Skip to content
erikjohnson24 edited this page Apr 18, 2019 · 1 revision

Frequently asked questions

  • How do parallel jobs work?

    There are actually two ways that parallel jobs can function in SABER.

    1. Parameter sweeps: When a job parameter is swept using a sweep file, essentially it creates multiple workflows that all run in parallel with different combinations of the parameters. This means that their processes are completely independent, and steps only depend on previous steps in the sub-workflow.
    2. Parallel steps in a workflow: If two or more steps depend on the same step, but do not depend on each other, they will be run in parallel.

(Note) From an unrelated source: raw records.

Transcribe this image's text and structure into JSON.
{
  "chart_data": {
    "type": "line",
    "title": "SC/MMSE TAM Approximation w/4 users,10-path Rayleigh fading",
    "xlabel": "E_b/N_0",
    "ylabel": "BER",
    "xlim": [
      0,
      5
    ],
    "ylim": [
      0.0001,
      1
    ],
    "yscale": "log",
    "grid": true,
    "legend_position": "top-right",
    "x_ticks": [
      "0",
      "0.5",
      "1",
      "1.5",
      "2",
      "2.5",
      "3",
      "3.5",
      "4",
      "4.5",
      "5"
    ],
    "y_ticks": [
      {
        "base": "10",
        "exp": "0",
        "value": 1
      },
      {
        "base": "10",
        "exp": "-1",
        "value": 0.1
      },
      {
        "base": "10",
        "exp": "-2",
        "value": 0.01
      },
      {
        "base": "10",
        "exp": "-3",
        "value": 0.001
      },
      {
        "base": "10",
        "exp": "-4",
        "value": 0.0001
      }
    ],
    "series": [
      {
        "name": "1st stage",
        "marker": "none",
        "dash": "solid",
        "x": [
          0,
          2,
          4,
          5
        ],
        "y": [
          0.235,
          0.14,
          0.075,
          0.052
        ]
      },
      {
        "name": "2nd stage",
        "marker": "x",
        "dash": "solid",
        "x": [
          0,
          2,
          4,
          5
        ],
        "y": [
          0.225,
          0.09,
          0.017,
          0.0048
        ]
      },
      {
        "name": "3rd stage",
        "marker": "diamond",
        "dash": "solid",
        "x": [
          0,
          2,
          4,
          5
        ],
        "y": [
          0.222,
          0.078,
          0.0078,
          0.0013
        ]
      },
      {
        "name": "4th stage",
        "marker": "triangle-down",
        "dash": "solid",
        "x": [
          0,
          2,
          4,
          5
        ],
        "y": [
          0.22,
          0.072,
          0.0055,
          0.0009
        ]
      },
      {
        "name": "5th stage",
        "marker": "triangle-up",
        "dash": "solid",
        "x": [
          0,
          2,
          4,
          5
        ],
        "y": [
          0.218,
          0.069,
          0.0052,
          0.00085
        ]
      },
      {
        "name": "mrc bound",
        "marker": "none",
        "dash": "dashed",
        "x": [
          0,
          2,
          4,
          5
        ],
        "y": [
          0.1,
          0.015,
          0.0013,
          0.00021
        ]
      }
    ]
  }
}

    These two methods of parallelization can both be combined. For example, if you have a workflow that is defined as

           / --> s2 -- \ 
    s1(t) --              --> s4
           \ --> s3 -- /
    

    Where s1(t) depends on parameter t. If you sweep over t such that it produces two iterations (say t=True, t=False), then it will produce a DAG similar to

               / --> s2 -- \ 
    s1(True) --              --> s4
               \ --> s3 -- /
               / --> s2' -- \ 
    s1'(False) --             --> s4'
               \ --> s3' -- /
    

    (s1, s2) and (s2, s3) will run in parallel. (s2', s3') will only run when s1' completes and so on.

    Parallel jobs in AWS are managed by the compute environment choice for AWS batch. In SABER's default configuration, where the compute environemnt is managed, as many jobs as possible will be run in parallel that fit within the limits that were placed on the compute environment. Each job spawns a seperate EC2 instance running the job, where the instance type (and cost) are based on the ResourceRequirement specified in the job cwl.

    If you wish to put limits on the instances launched, you can do so when creating your compute environment. See here.

  • Can I launch a job from the AWS console?

    Yes, as long as the job definition has already been generated and the containers pushed (i.e you ran the cwl-to-dag script on the job and workflow cwl's). If you navigate to the AWS Batch console and go to the job definitions page, you can select a job definition and launch the job from there. You will have to specify the individual parameters.

    However, if you have already launched a similar job and you can find it in any of the status tabs under the Jobs tab on the left of the console, you can click on the job and click Clone job, which will give you the option to change individual parameters.

    Note: If you do not change any of the _saber_ parameters, the files in S3 will be overwritten. Specifically, you should change the _saber_home or _saber_stepname, which specify where in the S3 the files are stored. See the S3 page for details.